The Lucas Offers a Slice of Heaven in the South End

A few spacious condos remain at the Holy Trinity German Church.

the lucas

Courtesy Image

Boston’s luxury boom has wrought Seaport skyscrapers, East Boston behemoths, and shiny new downtown domiciles. Now for something completely different: elegant South End residences built inside a historical church.

The late-19th-century Holy Trinity German Church will soon become the Lucas, a 33-unit luxury condominium building slated to be complete in the spring of 2017.

“It’s beautiful and different from anything else in the city,” says Coldwell Banker’s Ricardo Rodriguez, the exclusive marketing agent for the property. “Most luxury construction has hundreds of units. Not much has been done at this kind of personal scale.”

The building has eight residential floors, with the bottom three housed in the church proper. Units on those floors sold rapidly, but a handful of four-bedroom homes remain on the market. These larger condos, which range from 2,500 to 3,500 square feet, are encased within a newly built steel-and-glass tower that offers decks and city views. The cost? Up to $3.4 million.

Of course, the property has all the amenities a well-heeled city dweller might pray for: a concierge, a common courtyard with a fire pit, and a state-of-the-art gym. There’s also a pet spa with a large walk-in shower featuring handglazed subway tiles—a godsend for dog-loving urbanites. “I own a mastiff, and it’s almost impossible not to drown your house with water when or if you decide to bathe them in your bathroom,” says Lucas interior designer Alina Wolhardt, from Wolf in Sheep Design.

With the Back Bay, Chinatown, and the South End right at your doorstep, the location’s pretty dreamy, too—a holy trinity indeed.

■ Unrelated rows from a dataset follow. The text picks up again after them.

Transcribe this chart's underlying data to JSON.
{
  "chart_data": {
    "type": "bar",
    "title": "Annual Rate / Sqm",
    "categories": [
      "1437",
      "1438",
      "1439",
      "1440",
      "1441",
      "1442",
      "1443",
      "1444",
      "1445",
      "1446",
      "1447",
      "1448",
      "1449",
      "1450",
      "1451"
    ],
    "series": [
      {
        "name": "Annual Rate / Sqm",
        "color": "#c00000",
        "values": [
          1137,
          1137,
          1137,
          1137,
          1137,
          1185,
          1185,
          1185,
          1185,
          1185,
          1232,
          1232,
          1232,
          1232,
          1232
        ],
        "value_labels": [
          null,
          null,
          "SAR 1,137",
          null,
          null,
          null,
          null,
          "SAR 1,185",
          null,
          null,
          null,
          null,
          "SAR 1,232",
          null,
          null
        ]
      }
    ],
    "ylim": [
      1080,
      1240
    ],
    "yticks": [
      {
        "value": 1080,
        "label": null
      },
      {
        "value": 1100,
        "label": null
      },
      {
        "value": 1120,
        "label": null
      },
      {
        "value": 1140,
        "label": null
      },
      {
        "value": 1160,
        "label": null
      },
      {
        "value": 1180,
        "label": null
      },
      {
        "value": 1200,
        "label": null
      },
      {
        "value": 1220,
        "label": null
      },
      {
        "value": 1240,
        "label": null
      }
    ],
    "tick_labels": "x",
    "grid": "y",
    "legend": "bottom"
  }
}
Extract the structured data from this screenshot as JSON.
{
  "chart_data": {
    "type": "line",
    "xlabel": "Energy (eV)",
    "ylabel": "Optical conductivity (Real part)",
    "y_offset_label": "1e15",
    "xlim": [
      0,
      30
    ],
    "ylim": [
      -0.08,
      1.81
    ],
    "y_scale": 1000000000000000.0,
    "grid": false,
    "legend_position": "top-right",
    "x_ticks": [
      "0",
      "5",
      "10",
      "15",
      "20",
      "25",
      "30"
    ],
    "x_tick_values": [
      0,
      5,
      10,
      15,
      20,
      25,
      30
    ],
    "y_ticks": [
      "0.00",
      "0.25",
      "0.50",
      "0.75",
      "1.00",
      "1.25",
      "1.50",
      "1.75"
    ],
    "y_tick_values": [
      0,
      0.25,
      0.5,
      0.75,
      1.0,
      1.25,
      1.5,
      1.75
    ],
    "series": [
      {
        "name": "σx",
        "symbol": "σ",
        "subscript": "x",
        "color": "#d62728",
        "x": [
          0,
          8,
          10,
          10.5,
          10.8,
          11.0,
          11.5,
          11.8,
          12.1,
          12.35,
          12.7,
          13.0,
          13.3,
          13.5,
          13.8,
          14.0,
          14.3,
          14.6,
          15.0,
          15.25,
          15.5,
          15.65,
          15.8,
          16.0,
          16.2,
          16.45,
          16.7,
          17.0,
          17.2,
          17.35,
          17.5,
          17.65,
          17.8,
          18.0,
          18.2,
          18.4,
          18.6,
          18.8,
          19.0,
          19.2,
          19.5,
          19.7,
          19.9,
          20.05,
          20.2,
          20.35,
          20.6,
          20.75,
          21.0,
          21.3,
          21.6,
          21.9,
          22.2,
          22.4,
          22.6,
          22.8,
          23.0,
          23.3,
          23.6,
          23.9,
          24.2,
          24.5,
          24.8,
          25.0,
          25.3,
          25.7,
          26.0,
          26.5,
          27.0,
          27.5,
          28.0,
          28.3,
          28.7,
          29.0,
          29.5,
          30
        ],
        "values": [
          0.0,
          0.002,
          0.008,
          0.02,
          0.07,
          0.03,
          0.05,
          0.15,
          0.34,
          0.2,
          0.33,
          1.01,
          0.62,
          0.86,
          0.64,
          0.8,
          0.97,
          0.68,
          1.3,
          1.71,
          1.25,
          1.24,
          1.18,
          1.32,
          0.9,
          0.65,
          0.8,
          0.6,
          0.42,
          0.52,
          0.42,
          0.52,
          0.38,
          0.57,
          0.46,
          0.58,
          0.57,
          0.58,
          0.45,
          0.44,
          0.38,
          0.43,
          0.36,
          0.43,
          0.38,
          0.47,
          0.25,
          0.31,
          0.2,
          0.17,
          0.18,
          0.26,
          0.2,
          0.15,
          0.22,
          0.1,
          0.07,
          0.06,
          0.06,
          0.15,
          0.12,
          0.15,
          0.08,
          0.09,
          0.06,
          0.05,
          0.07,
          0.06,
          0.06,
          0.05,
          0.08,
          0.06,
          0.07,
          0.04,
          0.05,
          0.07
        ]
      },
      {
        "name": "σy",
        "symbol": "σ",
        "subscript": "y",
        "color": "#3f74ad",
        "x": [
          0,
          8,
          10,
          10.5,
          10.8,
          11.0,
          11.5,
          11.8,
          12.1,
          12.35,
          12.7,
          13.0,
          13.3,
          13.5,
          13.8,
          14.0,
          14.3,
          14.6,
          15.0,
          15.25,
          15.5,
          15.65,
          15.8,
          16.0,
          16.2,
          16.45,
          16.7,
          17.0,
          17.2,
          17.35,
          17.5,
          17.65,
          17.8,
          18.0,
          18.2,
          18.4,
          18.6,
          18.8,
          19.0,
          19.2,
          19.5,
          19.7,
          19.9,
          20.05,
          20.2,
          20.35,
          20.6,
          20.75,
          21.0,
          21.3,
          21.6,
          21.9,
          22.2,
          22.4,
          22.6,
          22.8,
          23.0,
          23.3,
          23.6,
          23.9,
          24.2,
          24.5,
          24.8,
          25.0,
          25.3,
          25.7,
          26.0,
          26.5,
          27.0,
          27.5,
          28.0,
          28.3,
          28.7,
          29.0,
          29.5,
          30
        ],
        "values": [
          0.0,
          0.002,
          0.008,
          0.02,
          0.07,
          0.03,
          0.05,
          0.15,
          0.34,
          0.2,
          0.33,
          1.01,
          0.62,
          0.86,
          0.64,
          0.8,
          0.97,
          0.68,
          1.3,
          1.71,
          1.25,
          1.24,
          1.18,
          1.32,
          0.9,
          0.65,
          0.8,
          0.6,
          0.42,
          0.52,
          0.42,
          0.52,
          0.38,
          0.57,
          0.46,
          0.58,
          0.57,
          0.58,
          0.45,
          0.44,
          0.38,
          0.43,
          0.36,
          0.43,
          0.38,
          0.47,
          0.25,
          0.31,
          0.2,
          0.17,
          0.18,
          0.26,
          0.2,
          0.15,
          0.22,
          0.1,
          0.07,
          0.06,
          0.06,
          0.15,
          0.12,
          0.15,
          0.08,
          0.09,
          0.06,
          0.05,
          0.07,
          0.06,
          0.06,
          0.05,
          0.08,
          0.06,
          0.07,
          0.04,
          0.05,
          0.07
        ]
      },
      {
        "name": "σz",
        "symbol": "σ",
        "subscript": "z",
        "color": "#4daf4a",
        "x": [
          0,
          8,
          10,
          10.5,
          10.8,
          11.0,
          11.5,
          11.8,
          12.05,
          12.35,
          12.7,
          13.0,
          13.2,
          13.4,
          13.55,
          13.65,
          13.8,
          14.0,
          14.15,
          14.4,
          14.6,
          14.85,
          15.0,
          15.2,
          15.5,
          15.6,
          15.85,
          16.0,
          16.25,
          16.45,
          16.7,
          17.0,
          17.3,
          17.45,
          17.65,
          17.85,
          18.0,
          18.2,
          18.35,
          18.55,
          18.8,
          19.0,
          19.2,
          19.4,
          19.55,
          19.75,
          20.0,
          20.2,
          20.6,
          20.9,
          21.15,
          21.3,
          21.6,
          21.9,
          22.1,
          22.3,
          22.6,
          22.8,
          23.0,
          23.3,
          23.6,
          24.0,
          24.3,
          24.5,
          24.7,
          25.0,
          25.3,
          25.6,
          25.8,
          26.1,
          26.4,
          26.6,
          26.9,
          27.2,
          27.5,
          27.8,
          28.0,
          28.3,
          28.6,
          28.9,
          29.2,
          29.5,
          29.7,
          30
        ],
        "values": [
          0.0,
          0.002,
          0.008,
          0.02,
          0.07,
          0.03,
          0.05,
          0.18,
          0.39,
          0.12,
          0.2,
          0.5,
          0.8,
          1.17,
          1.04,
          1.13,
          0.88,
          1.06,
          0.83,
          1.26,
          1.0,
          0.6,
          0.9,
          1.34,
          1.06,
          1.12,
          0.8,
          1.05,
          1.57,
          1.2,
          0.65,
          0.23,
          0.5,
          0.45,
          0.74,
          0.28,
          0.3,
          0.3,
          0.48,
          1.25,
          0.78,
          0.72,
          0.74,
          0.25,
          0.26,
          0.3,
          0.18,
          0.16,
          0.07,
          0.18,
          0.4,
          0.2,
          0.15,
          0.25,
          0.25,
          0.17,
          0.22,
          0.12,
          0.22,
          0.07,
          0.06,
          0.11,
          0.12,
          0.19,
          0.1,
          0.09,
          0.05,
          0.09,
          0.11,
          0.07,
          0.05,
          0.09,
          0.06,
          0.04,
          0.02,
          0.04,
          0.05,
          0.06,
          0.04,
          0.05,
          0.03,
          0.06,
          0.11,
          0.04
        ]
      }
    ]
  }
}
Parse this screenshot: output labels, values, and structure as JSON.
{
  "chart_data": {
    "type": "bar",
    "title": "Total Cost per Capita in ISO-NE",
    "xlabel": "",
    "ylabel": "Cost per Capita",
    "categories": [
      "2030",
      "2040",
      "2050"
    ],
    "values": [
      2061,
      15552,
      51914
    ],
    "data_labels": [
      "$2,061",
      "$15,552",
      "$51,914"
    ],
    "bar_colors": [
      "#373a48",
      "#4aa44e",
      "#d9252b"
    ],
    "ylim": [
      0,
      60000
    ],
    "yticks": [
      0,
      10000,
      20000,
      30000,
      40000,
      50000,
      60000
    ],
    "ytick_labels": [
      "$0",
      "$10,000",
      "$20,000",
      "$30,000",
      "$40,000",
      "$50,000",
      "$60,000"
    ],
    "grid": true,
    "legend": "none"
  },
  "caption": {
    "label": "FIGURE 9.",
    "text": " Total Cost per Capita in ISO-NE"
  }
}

136 Shawmut Ave., Boston, 617-796-6084, thelucasboston.com.

BY THE NUMBERS
The South End

1884
Year the first Mass was celebrated at Holy Trinity.

2008
Year Holy Trinity closed.

500,000
Pounds of clothes and shoes shipped overseas by Holy Trinity parishioners during World War II.

70%
Percentage of Catholics in eastern Massachusetts attending weekly Mass in 1970.

16%
Percentage attending weekly Mass in 2015.